Stroke can have several causes, and one of them is cerebral venous thrombosis (CVT), affecting mostly young adult and middle-aged patients.1 The current standard for CVT is anticoagulation treatment with heparin, independent of the presence of an intracerebral haemorrhage (ICH) which occurs in about half of the patients with CVT.2,3 Advances in treatment are urgently needed – currently 20% of patients treated with heparin still end up with a disability or die.3 Endovascular treatment (EVT) is being increasingly used for CVT. It aims at recanalising sinuses by the local administration of mechanical thrombectomy, a thrombolytic drug, or both.4 So far, prospective clinical studies showing the benefit of EVT were lacking, but Jonathan Coutinho (Department of Neurology, Amsterdam University Medical Centers, the Netherlands) and his colleagues just recently published their multicentre randomised clinical trial assessing the efficacy and safety of EVT in patients with severe CVT.4
A small patient number to show the efficacy of EVT
A total of 67 patients with radiologically confirmed CVT and at least one risk factor predicting a poor outcome were randomised to either receive EVT in addition to standard medical care (n=33), or standard medical care only (n=34).4 In the present study, EVT was performed by mechanical thrombectomy, local intra-sinus application of alteplase or urokinase, or by a combination of both. The primary outcome of the trial was the proportion of patients who recovered without disability at 12 months.

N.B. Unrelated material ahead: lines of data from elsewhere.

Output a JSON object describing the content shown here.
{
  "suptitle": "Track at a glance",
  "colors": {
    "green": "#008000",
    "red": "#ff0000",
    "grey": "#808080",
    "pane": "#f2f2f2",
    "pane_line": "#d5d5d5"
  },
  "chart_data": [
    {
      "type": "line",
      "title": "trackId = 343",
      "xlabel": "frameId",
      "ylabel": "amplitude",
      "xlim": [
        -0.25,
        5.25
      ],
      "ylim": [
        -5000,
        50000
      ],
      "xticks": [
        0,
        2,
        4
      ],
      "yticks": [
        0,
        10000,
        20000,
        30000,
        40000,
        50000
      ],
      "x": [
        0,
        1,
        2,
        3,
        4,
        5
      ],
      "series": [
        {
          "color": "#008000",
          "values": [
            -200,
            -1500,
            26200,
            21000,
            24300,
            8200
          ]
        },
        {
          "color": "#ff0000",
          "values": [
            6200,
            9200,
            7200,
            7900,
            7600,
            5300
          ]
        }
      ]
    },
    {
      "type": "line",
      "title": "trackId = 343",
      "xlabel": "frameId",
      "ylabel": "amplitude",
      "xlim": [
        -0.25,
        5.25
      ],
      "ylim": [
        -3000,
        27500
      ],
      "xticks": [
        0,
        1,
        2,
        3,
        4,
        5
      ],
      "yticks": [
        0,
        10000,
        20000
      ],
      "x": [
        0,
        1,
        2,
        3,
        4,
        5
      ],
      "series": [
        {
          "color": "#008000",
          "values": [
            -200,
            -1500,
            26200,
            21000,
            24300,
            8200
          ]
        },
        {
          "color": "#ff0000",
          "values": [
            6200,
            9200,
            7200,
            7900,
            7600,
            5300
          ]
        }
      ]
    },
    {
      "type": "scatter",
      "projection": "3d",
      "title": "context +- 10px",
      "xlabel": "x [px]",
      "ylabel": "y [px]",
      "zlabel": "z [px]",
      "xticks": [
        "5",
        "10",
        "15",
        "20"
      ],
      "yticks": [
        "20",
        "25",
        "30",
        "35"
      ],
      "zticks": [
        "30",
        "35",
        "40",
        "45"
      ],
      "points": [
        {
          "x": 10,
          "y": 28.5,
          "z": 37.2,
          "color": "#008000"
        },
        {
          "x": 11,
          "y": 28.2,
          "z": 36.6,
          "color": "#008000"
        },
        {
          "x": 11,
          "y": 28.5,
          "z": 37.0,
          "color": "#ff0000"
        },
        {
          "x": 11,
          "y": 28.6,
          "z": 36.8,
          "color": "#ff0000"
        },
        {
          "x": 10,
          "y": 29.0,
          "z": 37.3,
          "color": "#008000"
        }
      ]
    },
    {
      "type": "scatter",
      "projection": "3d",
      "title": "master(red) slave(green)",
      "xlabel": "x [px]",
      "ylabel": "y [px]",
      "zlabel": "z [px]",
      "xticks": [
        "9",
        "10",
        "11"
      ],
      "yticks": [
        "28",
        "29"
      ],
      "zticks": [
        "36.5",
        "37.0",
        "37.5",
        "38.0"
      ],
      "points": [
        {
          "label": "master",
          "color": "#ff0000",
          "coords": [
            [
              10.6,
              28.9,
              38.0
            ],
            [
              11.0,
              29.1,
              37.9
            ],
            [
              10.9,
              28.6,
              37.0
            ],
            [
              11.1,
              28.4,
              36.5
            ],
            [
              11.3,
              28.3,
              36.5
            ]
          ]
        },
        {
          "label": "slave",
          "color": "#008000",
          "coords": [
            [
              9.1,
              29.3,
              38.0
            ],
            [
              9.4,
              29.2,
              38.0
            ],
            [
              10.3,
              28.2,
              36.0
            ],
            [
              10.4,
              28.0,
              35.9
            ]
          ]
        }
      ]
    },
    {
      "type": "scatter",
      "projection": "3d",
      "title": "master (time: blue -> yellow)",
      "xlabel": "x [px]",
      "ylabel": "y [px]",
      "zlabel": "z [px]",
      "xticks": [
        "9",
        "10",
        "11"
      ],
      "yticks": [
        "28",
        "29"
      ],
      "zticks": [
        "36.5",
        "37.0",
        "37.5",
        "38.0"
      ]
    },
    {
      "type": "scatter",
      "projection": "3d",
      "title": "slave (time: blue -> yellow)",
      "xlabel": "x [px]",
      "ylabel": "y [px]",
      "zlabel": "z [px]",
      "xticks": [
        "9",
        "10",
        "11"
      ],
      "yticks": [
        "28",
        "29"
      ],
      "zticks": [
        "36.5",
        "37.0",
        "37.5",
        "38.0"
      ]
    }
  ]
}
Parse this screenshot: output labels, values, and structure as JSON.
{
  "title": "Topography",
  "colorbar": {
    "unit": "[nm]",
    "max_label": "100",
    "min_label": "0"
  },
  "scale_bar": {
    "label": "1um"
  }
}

No improved functional outcome with EVT
At the predefined 12-month timepoint, no statistically significant difference could be seen between the two study groups. 67% of patients in the EVT arm recovered without disability, while 68% in the control arm did.4 New symptomatic ICH, the “most feared complication of EVT” according to the authors, occurred less frequently in the EVT group than in the standard treatment group, yet not statistically significant.4 While EVT did not improve outcomes, it also did not show any major side effects. Overall, it was shown that the rate of mortality was not statistically increased by the additional intervention. Given the results, the study was terminated after the first interim analysis due to futility.
No definitive proof that EVT is ineffective
The authors state that the ineffectiveness of EVT should not be concluded prematurely.4 Their main argument is the large confidence interval (CI) range of the primary outcome results (0.71–1.38), as well as the small sample size. The possibility that EVT is effective in a specific subgroup still exists, but could not be shown in such a small trial. Even though the presented trial is one of the largest randomised trials on CVT, it was not large enough to show a favourable effect of EVT. Following the authors’ recommendations, we should still wait for future studies using other patient selection methods and endovascular intervention techniques to draw our final conclusions about EVT in CVT.